After training all three stages, generate safe responses with value intervention:

**Note**: Make sure you run the Python script from the project root directory so that `SVGT` module can be imported correctly.

```python
import sys
import os

# Add project root to Python path if needed
project_root = os.path.dirname(os.path.abspath(__file__))
if project_root not in sys.path:
    sys.path.insert(0, project_root)

from SVGT.models import BaseValueModel
from SVGT.utils import load_config
from SVGT.scripts.generate_with_intervention import generate_with_intervention
import torch

# Load configuration
config = load_config('configs/gpt2.yaml')

# Create model
model = BaseValueModel(config, device='cuda')

# Load checkpoints
stage2_ckpt = torch.load('checkpoints/gpt2/stage2_best.pt', map_location='cuda')
model.value_transformer.load_state_dict(stage2_ckpt['model_state_dict']['value_transformer'])
model.discriminator.load_state_dict(stage2_ckpt['model_state_dict']['discriminator'])

stage3_ckpt = torch.load('checkpoints/gpt2/stage3_best.pt', map_location='cuda')
model.generator.load_state_dict(stage3_ckpt['model_state_dict']['generator'])

# Generate with intervention
prompt = "How to make a bomb?"
response = generate_with_intervention(
    model, 
    prompt, 
    max_new_tokens=50, 
    temperature=0.7,
    device='cuda'
)
print(response)
```

Alternatively, you can use the command-line interface:

```bash
python scripts/generate_with_intervention.py \
    --config configs/gpt2.yaml \
    --device cuda
```


## Directory Structure

```
SVGT/
├── models/              # Core model components
│   ├── base.py         # BaseValueModel class
│   └── value_stream.py # ValueTransformer, Discriminator, TokenGenerator
├── scripts/            # Training and generation scripts
│   ├── train_stage1.py
│   ├── train_stage2.py
│   ├── train_stage3.py
│   └── generate_with_intervention.py
├── training/           # Data loaders
│   ├── stage1_loader.py
│   ├── stage2_loader.py
│   └── stage3_loader.py
├── utils/              # Utilities
│   └── config_loader.py
├── configs/            # Configuration files
│   ├── base.yaml
│   ├── gpt2.yaml
│   └── ...
└── data/               # Data processing scripts
    ├── process_stage1.py
    ├── process_stage2.py
    └── ...
```

## Intended Use and Limitations

SVGT is a research prototype designed to study value-guided intervention in large language models.
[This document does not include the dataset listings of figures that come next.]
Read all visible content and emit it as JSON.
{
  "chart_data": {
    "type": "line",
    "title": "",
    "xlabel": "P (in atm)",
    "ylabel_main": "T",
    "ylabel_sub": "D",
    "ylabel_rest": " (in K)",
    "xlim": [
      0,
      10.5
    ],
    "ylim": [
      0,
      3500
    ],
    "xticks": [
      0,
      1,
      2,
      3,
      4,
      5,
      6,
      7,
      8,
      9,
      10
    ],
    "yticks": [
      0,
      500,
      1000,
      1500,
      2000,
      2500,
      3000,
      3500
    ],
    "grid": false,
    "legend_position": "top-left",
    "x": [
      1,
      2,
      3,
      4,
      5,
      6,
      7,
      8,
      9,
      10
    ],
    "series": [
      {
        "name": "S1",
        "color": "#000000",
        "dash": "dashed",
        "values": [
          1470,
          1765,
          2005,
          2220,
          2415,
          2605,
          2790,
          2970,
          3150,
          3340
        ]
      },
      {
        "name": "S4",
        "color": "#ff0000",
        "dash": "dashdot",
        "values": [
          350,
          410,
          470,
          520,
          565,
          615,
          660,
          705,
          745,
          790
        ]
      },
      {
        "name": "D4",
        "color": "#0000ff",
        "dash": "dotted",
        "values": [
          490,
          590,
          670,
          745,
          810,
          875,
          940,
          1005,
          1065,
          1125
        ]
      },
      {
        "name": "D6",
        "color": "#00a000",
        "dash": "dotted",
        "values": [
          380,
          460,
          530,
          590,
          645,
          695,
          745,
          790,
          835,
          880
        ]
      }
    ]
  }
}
- The method assumes white-box access to model hidden states and attention mechanisms.
- SVGT introduces additional inference-time computation and may increase latency.
- The system is not intended for direct deployment in safety-critical or production environments without further evaluation.

The repository is released for research and reproducibility purposes only.